There's also discussion on the use of "props" - this is the idea of giving the player something to hold that can be tracked by Kinect - like a baseball bat, or tennis racquet for example. The last time we spoke to a Kinect/Xbox 360 developer, these concepts were expressly prohibited by Microsoft's Technical Requirement Checklist - the argument being that using props directly contradicted the "You Are The Controller" marketing message. Now it looks as though Microsoft accepts that completely hands-free gameplay may not be such a great idea.
Beyond that, not much is covered, but it's clear that incorporating Kinect into the console at the design stage leads to some obvious wins for performance and functionality: simply liberating the cameras from the clutches of the Xbox 360's lacklustre USB controller could cut down latency by as much as 60ms, while next-gen processing power offers the chance to take skeletal tracking and image recognition to the next level. From a developer and publisher standpoint, Kinect integration makes a lot more sense if every user has access to its features.
Despite plenty of Durango leaks floating about, there's scant detail on the next-gen Kinect.

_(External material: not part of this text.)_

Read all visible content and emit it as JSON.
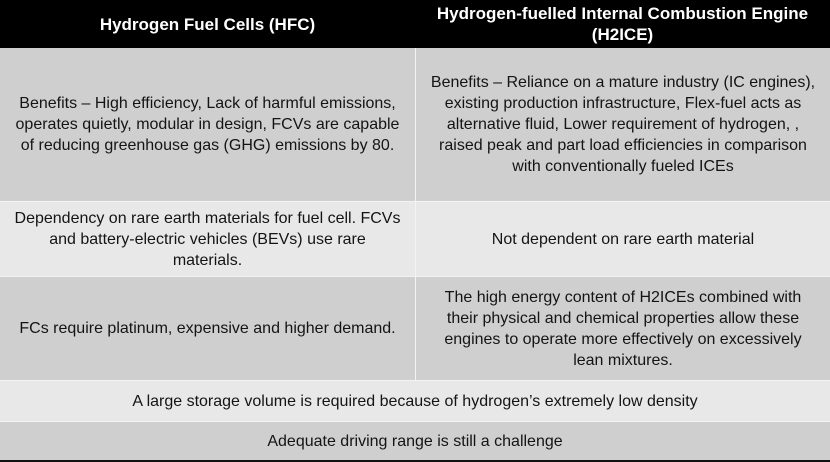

It's interesting to note that the second-generation PrimeSense camera (the original reference design is extremely similar to the existing Kinect) ups RGB resolution to 1280x960, but depth resolution remains at VGA standard 640x480. Instead, frame-rate increases to 60FPS. We can't help but feel that depth perception really needs to improve significantly to make Kinect 2 flexible enough for all gameplay scenarios - but maybe stereo viewpoints could make the difference.
Elsewhere, innovation in motion control technology is progressing at an astonishing pace, with the Leap motion sensor in particular looking truly impressive. It features a level of tracking that apparently offers 100x the precision of Kinect, and could be scaled up to a living room playspace - presumably at a price. But the worry with Leap - and indeed any controller-free set-up - is the lack of tangible feedback to a basic function like a button press, not to mention the fact that waving your hands about is simply far more fatigue-inducing than handling a traditional controller. Is 3D motion-sensing really the future of gaming?
"The worry with any 'controller free' solution is the lack of feedback players get from the simple action of pressing a button, or moving a stick."
"There are some experiences that it can do that are really neat but there just weren't enough experiences that made it make enough sense as a platform-level controller," Sony's Dr Richard Marks told Digital Foundry during E3 2011, discussing his own research into 3D cameras.
"Coming back is that sometimes we need buttons to have certain kinds of experiences. Other times we need more precision than we can get out of those cameras. We need to know exactly what you're doing with your hands, especially in the more hardcore experiences... So the click of a button is equally the input, but also the feeling that it actually occurred. That's such an important thing. If you make a gesture to make something happen all the time, you don't have that immediate feeling of knowing that it worked. You have to wait and see if it happened and that just slows everything down. A click gives instant knowledge..."
Looking back at Kudo Tsunoda's vision for Kinect - a technology that opens up gaming for newcomers while offering extra fidelity for core games - it's difficult to avoid the conclusion that it was Microsoft's competitors that got closer to the ideal. Wii reduced the gaming interface to a simple remote control - and everyone knows how to use one of those - while PlayStation Move perhaps over-complicated things in comparison but undoubtedly had that extra fidelity that Tsunoda craved. Can a bundled Kinect 2 actually deliver immediacy and additional precision over the standard controller? We'll see. Maybe next year's E3 will be a more positive turning point for the technology.